Yahoo CEO Carol Bartz is speaking at the 4A’s ad agency confab this morning in San Francisco, and she’s her usual frank-speaking self. She’s using the occasion to answer people’s continuing questions about Yahoo’s vision and relevance–and she says the latter is something nobody should doubt. “You better friggin’ care,” she says.
What sets Yahoo apart from the many other big Internet properties out there? Art, science, and scale–though she notes her marketing people didn’t like the algorithm duh, acronym that would make. (Everybody has data on the brain here.) Lots of targeting, work on measurement, etc.

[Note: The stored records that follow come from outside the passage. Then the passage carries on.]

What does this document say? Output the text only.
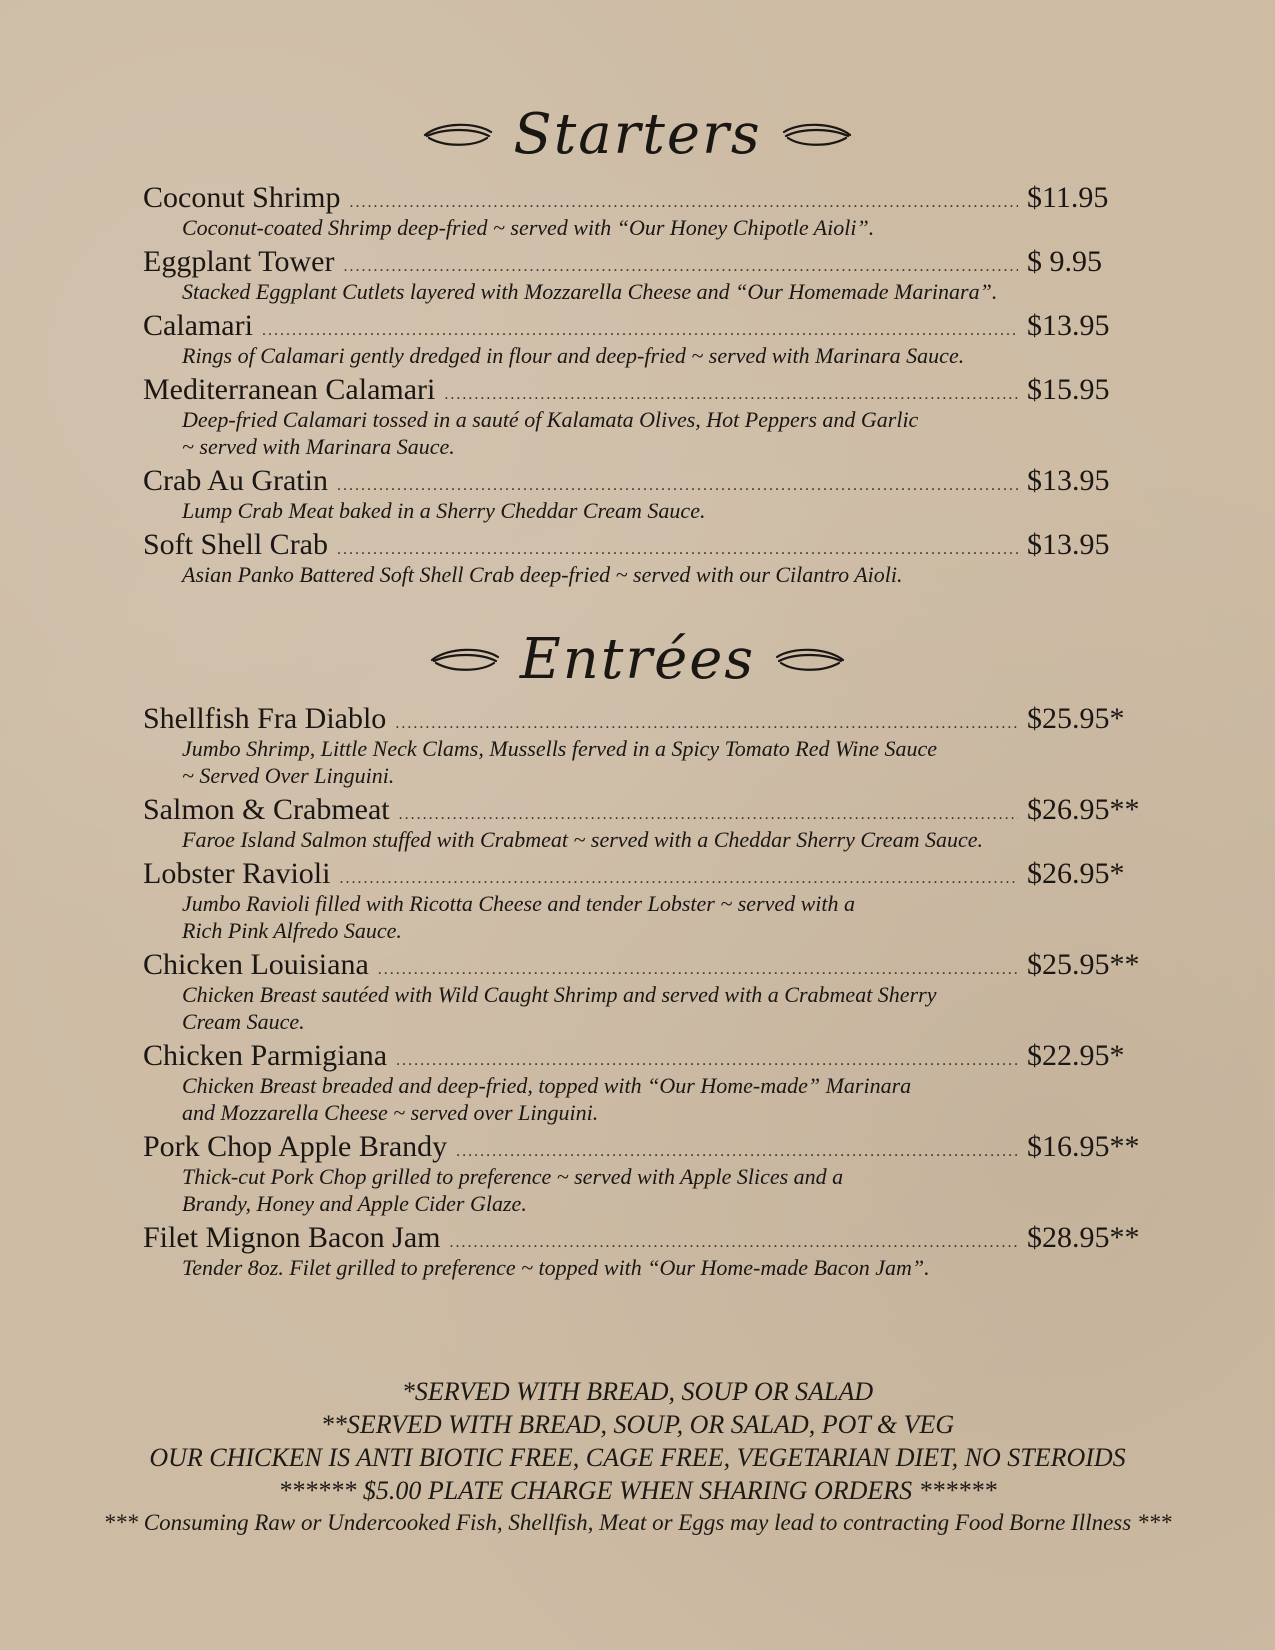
Starters
Coconut Shrimp .....	$11.95
Coconut-coated Shrimp deep-fried ~ served with “Our Honey Chipotle Aioli”.
Eggplant Tower .....	$ 9.95
Stacked Eggplant Cutlets layered with Mozzarella Cheese and “Our Homemade Marinara”.
Calamari .....	$13.95
Rings of Calamari gently dredged in flour and deep-fried ~ served with Marinara Sauce.
Mediterranean Calamari .....	$15.95
Deep-fried Calamari tossed in a sauté of Kalamata Olives, Hot Peppers and Garlic
~ served with Marinara Sauce.
Crab Au Gratin .....	$13.95
Lump Crab Meat baked in a Sherry Cheddar Cream Sauce.
Soft Shell Crab .....	$13.95
Asian Panko Battered Soft Shell Crab deep-fried ~ served with our Cilantro Aioli.
Entrées
Shellfish Fra Diablo .....	$25.95*
Jumbo Shrimp, Little Neck Clams, Mussells ferved in a Spicy Tomato Red Wine Sauce
~ Served Over Linguini.
Salmon & Crabmeat .....	$26.95**
Faroe Island Salmon stuffed with Crabmeat ~ served with a Cheddar Sherry Cream Sauce.
Lobster Ravioli .....	$26.95*
Jumbo Ravioli filled with Ricotta Cheese and tender Lobster ~ served with a
Rich Pink Alfredo Sauce.
Chicken Louisiana .....	$25.95**
Chicken Breast sautéed with Wild Caught Shrimp and served with a Crabmeat Sherry
Cream Sauce.
Chicken Parmigiana .....	$22.95*
Chicken Breast breaded and deep-fried, topped with “Our Home-made” Marinara
and Mozzarella Cheese ~ served over Linguini.
Pork Chop Apple Brandy .....	$16.95**
Thick-cut Pork Chop grilled to preference ~ served with Apple Slices and a
Brandy, Honey and Apple Cider Glaze.
Filet Mignon Bacon Jam .....	$28.95**
Tender 8oz. Filet grilled to preference ~ topped with “Our Home-made Bacon Jam”.
*SERVED WITH BREAD, SOUP OR SALAD
**SERVED WITH BREAD, SOUP, OR SALAD, POT & VEG
OUR CHICKEN IS ANTI BIOTIC FREE, CAGE FREE, VEGETARIAN DIET, NO STEROIDS
****** $5.00 PLATE CHARGE WHEN SHARING ORDERS ******
*** Consuming Raw or Undercooked Fish, Shellfish, Meat or Eggs may lead to contracting Food Borne Illness ***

Targeting is a huge focus for Yahoo right now–as it is for every Web site and marketer alike.
“We have so much data at our fingertips,” and Yahoo techies are working hard to turn that data into insights about consumers and targeting.
On the the art side: “There really is a human side” to marketing. “It’s not all algo-driven,” she adds after mangling the word “algorithm,” while also avoiding a specific mention of Google and its algo-driven search engine and ad system. Next quarter, Yahoo will introduce Digital Adventures to work with agencies to be more creative on all media. Come up with off-the-wall ideas and test them.

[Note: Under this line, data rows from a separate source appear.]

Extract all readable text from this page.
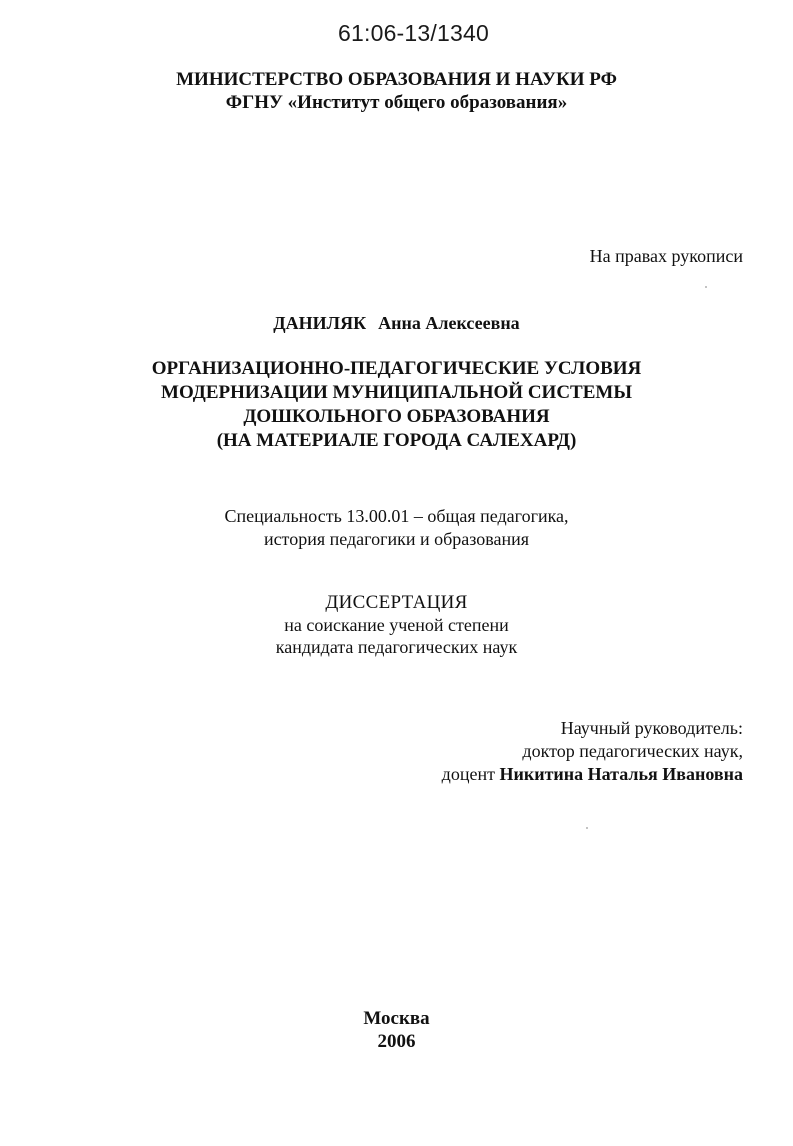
61:06-13/1340
МИНИСТЕРСТВО ОБРАЗОВАНИЯ И НАУКИ РФ
ФГНУ «Институт общего образования»
На правах рукописи
ДАНИЛЯК Анна Алексеевна
ОРГАНИЗАЦИОННО-ПЕДАГОГИЧЕСКИЕ УСЛОВИЯ
МОДЕРНИЗАЦИИ МУНИЦИПАЛЬНОЙ СИСТЕМЫ
ДОШКОЛЬНОГО ОБРАЗОВАНИЯ
(НА МАТЕРИАЛЕ ГОРОДА САЛЕХАРД)
Специальность 13.00.01 – общая педагогика,
история педагогики и образования
ДИССЕРТАЦИЯ
на соискание ученой степени
кандидата педагогических наук
Научный руководитель:
доктор педагогических наук,
доцент Никитина Наталья Ивановна
Москва
2006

Video will also be a big focus. Much more engaging, but Yahoo needs much more of it.
It’s on to Yahoo’s scale: Bartz notes that Yahoo is one of the few Internet properties that has television-level reach and scale. Talks about various properties but quickly turns to search–and the recently approved deal with Microsoft. Interesting, she specifically thanks people here for their support through letters to Justice. (Now, folks here better hope Yahoo and Microsoft make something of that support, and well before the 2012 final target date for the full realization of the pact. Otherwise, marketers will simply have one fewer choice instead of a credible alternative to Google.)

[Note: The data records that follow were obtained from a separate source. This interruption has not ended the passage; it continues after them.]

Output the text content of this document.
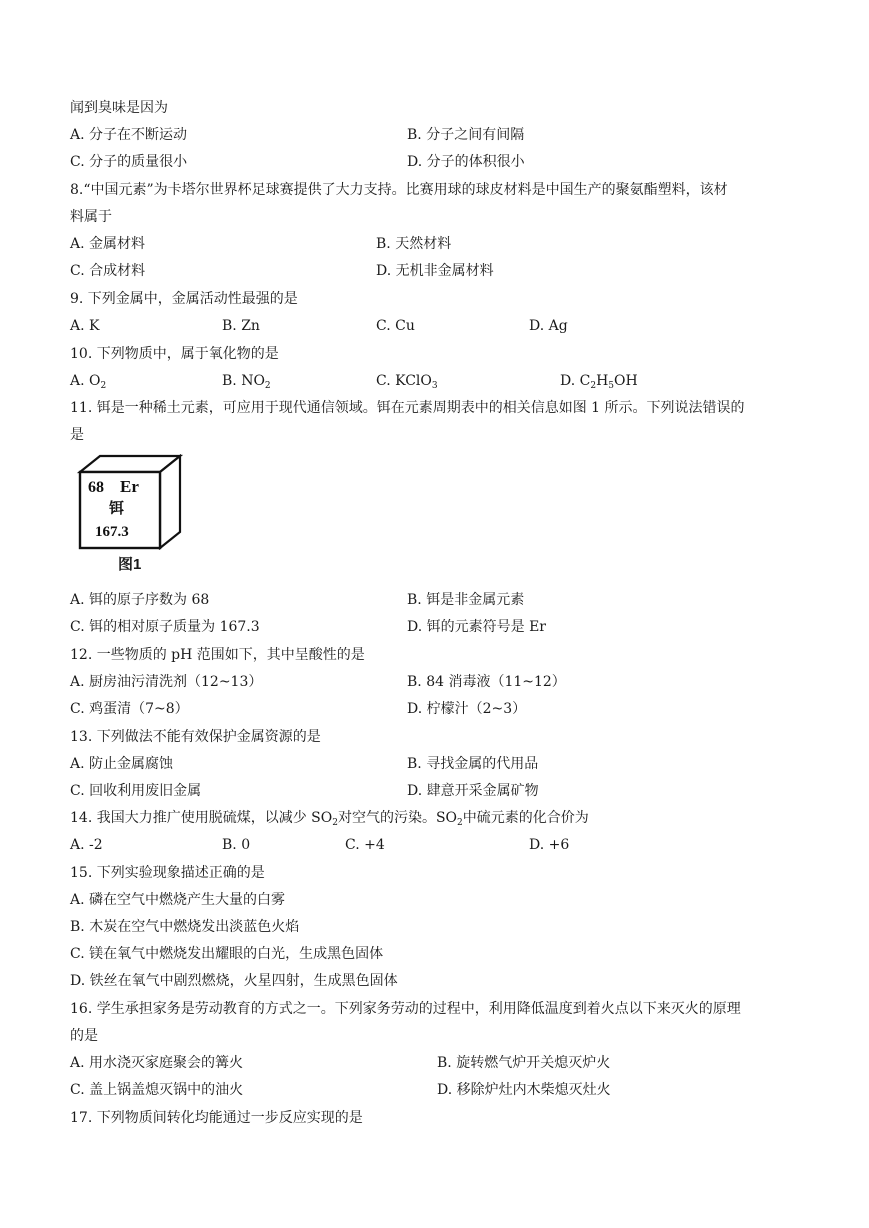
闻到臭味是因为
A. 分子在不断运动	B. 分子之间有间隔
C. 分子的质量很小	D. 分子的体积很小
8.“中国元素”为卡塔尔世界杯足球赛提供了大力支持。比赛用球的球皮材料是中国生产的聚氨酯塑料，该材
料属于
A. 金属材料	B. 天然材料
C. 合成材料	D. 无机非金属材料
9. 下列金属中，金属活动性最强的是
A. K	B. Zn	C. Cu	D. Ag
10. 下列物质中，属于氧化物的是
A. $O_2$	B. $NO_2$	C. KClO$_3$	D. $C_2H_5OH$
11. 铒是一种稀土元素，可应用于现代通信领域。铒在元素周期表中的相关信息如图 1 所示。下列说法错误的
是
68 Er
铒
167.3
图1
A. 铒的原子序数为 68	B. 铒是非金属元素
C. 铒的相对原子质量为 167.3	D. 铒的元素符号是 Er
12. 一些物质的 pH 范围如下，其中呈酸性的是
A. 厨房油污清洗剂（12~13）	B. 84 消毒液（11~12）
C. 鸡蛋清（7~8）	D. 柠檬汁（2~3）
13. 下列做法不能有效保护金属资源的是
A. 防止金属腐蚀	B. 寻找金属的代用品
C. 回收利用废旧金属	D. 肆意开采金属矿物
14. 我国大力推广使用脱硫煤，以减少 $SO_2$对空气的污染。$SO_2$中硫元素的化合价为
A. -2	B. 0	C. +4	D. +6
15. 下列实验现象描述正确的是
A. 磷在空气中燃烧产生大量的白雾
B. 木炭在空气中燃烧发出淡蓝色火焰
C. 镁在氧气中燃烧发出耀眼的白光，生成黑色固体
D. 铁丝在氧气中剧烈燃烧，火星四射，生成黑色固体
16. 学生承担家务是劳动教育的方式之一。下列家务劳动的过程中，利用降低温度到着火点以下来灭火的原理
的是
A. 用水浇灭家庭聚会的篝火	B. 旋转燃气炉开关熄灭炉火
C. 盖上锅盖熄灭锅中的油火	D. 移除炉灶内木柴熄灭灶火
17. 下列物质间转化均能通过一步反应实现的是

Bartz now addresses the perception–which Bartz acknowledges is all too true–that Yahoo is tough to do business with. “We know we need to be more responsive. We know we need to get the friction out of the system.” Any problems, she says, write firstname.lastname@example.org.
And after noting that tomorrow is Yahoo’s 15th birthday, it’s a wrap. Honestly, Bartz offered nothing new about Yahoo’s direction. But Yahoo’s presence here–it’s also a founding sponsor of the confab–is a sign that it’s trying to repair a reputation with traditional ad agency types that was damaged in recent years during Yahoo’s many struggles.
It’s still uncertain how well Bartz can restore Yahoo’s relevance amid social networks like Facebook and Twitter and so many other sites and services. But it may well be that Yahoo’s survival depends even more on wooing traditional marketers and agencies looking for alternatives to television and other mass media than convincing the peripatetic digerati that the company is still cool.